L’économie théoriquement en bonne posture pour affronter 2022 !

• Dynamiques des secteurs, consommation, investissement, commerce extérieur, création d’emplois, finances publiques…, les voyants en net redressement en 2021 par rapport à 2020 !
• L’économie marocaine aura récupéré 99,5% de son niveau d’avant-crise selon les travaux de cadrage macroéconomique de la DEPF
• Elle renvoie de bons signaux de nature à lui permettre d’aborder 2022 dans une bonne posture, théoriquement plus accommodante que celle du début 2021.

Contre vents et marées, l’économie marocaine semble avoir réussi à tirer son épingle du jeu. Au terme de 2021, elle arbore une posture résiliente dans l’ensemble et renvoie des signes prometteurs pour 2022 !

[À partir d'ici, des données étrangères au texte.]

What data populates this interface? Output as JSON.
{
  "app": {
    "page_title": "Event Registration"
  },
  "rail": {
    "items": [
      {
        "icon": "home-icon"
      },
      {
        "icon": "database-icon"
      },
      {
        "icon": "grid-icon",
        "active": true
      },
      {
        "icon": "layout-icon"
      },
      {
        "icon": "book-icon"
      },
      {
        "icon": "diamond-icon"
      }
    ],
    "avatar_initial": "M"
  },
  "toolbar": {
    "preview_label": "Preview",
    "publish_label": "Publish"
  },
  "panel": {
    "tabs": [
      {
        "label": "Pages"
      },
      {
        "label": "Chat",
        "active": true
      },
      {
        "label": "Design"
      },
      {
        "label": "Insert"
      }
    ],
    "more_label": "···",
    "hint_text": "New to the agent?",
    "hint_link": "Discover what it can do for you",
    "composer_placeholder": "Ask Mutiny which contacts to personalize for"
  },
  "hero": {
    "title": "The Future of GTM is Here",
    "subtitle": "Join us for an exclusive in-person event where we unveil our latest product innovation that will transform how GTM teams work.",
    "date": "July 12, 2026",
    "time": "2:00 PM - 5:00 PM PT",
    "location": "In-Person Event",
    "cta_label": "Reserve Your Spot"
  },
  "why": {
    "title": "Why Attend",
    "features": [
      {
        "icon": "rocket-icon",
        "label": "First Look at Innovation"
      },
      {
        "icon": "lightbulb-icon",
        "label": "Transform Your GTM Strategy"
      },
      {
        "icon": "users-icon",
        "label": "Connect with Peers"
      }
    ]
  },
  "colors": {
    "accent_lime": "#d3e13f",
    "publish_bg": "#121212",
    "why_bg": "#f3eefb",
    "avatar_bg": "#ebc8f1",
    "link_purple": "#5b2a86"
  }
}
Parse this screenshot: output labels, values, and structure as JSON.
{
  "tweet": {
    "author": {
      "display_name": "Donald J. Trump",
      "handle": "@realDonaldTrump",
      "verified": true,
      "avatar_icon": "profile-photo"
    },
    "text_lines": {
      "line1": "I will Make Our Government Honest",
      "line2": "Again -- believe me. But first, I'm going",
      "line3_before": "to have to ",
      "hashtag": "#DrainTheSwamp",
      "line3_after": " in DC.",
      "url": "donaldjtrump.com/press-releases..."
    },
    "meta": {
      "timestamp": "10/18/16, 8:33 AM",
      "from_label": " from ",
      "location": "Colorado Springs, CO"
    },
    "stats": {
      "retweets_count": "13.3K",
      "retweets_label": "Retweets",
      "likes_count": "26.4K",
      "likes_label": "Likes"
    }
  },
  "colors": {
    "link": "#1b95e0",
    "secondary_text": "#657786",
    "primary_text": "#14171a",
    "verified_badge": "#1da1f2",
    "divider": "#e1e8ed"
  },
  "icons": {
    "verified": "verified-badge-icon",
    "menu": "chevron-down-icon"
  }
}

En effet, l’analyse sommaire des dernières données macroéconomiques (du mois de novembre) démontre que la majorité des voyants sont au vert. Dynamiques des secteurs, commerce extérieur, demande intérieure ( consommation & investissement), création d’emplois, finances publiques, les compartiments qui participent directement ou indirectement à la création de richesse et à la croissance se sont significativement redressés en 2021. Grâce à cette embellie, parmi les plus marquées sur le plan régional, les analystes de la Direction des études et des prévisions financières (DEPF) affirment que le produit intérieur brut (PIB) va récupérer 99,5% de son niveau d’avant-crise, enregistrant l’une des meilleures performances de la région Mena. Autrement dit, les pertes liées à la récession et aux effets de la crise pandémique seraient presque épongées. Ceci a été fait sur la base d’un travail de cadrage macroéconomique où l’évolution de l’ensemble des secteurs a été étudiée et passée au peigne fin.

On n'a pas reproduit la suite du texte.